Another recruit, better equipped, tried to resist in a second-floor apartment. Klaus saw multiple bluish-white signatures converging on the location. There was a brief exchange of fire—the hot tracers of the recruit's bullets streaking the darkness on his visor—and then, silence. The Specters dispersed, leaving behind only the thermal void of death.
It was terrifying. Humiliating. Klaus felt a chill down his spine that not even the ballistic vest could block. Without the goggles, without this shelter, he would have been just another heat signature snuffed out in the night. His confidence, built on the weight of his inventory, was shaken by the brutal efficiency of these hunters.

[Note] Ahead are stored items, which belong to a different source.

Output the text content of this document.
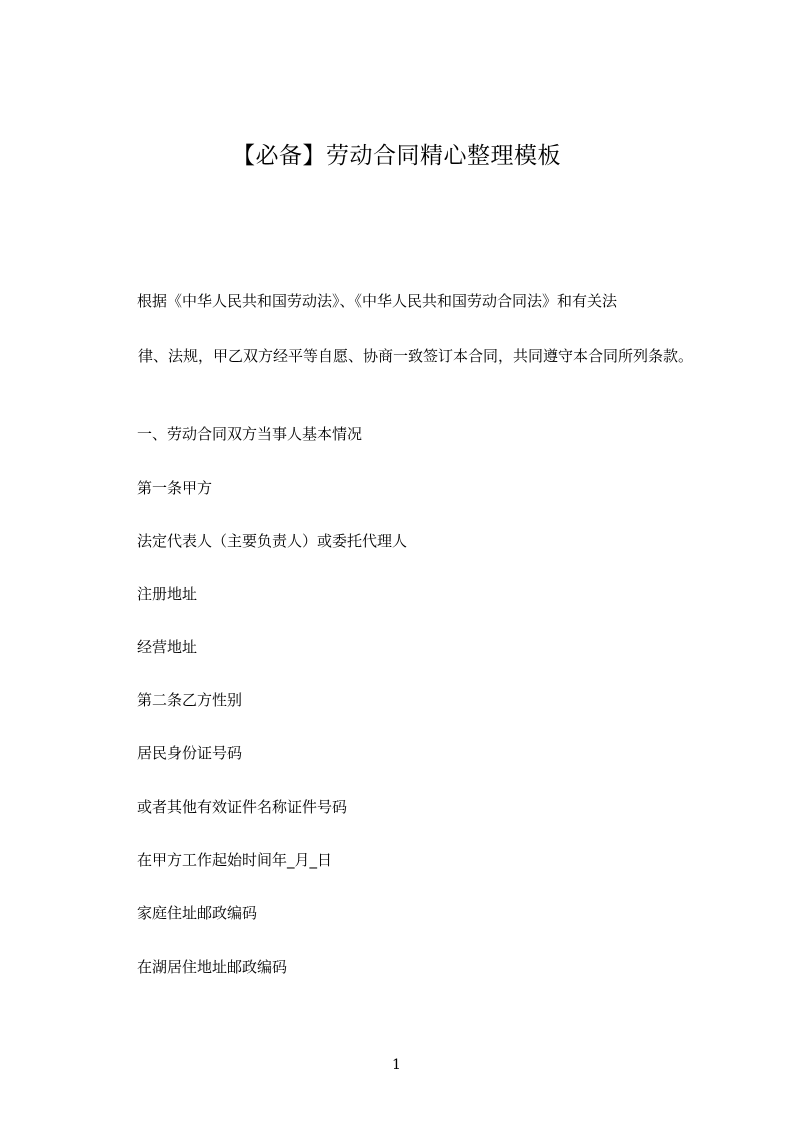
【必备】劳动合同精心整理模板
根据《中华人民共和国劳动法》、《中华人民共和国劳动合同法》和有关法
律、法规，甲乙双方经平等自愿、协商一致签订本合同，共同遵守本合同所列条款。
一、劳动合同双方当事人基本情况
第一条甲方
法定代表人（主要负责人）或委托代理人
注册地址
经营地址
第二条乙方性别
居民身份证号码
或者其他有效证件名称证件号码
在甲方工作起始时间年_月_日
家庭住址邮政编码
在湖居住地址邮政编码
1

He spent hours observing, learning. Specters were drawn to movement and heat. They completely ignored ordinary Bots, whose internal heat was likely minimal or different. They seemed to struggle seeing through dense, cold materials, like the massive concrete of the vault. His own refuge, by sheer luck or unconscious planning, was the best defense possible.
Around what should have been dawn, the event ended. A System message flashed on his HUD.
>> EVENT 'SPECTRAL HUNT' COMPLETED. <<
>> SPECTER UNITS BEING DEACTIVATED. <<
>> REMAINING SURVIVORS: 89. <<
Eighty-nine. Out of 347. The number hit like a punch to the stomach. Necropolis-7 was being culled at a terrifying speed.
When the first ray of artificial sunlight filtered through a crack in the vault door, Klaus felt as if he were emerging from a nightmare. His hand was sore from holding the pistol, his eyes burned from constant surveillance through the thermal lenses. The goggles' battery was at 34%. He carefully stored them in his inventory, feeling their importance more than ever.
Leaving the bank was like entering a new, dark world. The street seemed emptier, quieter. Fewer signs of recent conflict—fewer bodies, fewer bullet marks—but an aura of terror lingered in the air. Those who survived the night were no longer just lucky; they were the most cautious, the best-equipped, or the deadliest.
His inventory was full, but his priorities had shifted. The "Spectral Hunt" had shown that defensive and informational items were just as valuable as offensive ones. He needed more things like the goggles. He needed vision.
Consulting the map, he saw that the safe zone had shrunk drastically, now centered around a high-tech laboratory complex. The center of Necropolis-7. Where the most valuable prizes—and the deadliest dangers—would be.
His journey that day would be different. Less indiscriminate looting, more strategic movement. He would use the goggles to scan buildings from a distance, avoiding not only threats but also other survivors. The negotiation in the arsenal had been a success, but the next one could be a bullet to the back of the head.
As he moved stealthily through the rubble, a new determination grew within him. The night event had not broken him; it had refined him. He was no longer just a Collector. He was a Survivor. And a survivor knows that the greatest treasure is not what is carried in the inventory, but the next dawn lived to see.
Day 4 awaited him, bringing with it the final and deadliest secrets of Necropolis-7. The tutorial was ending, and the real game was about to begin.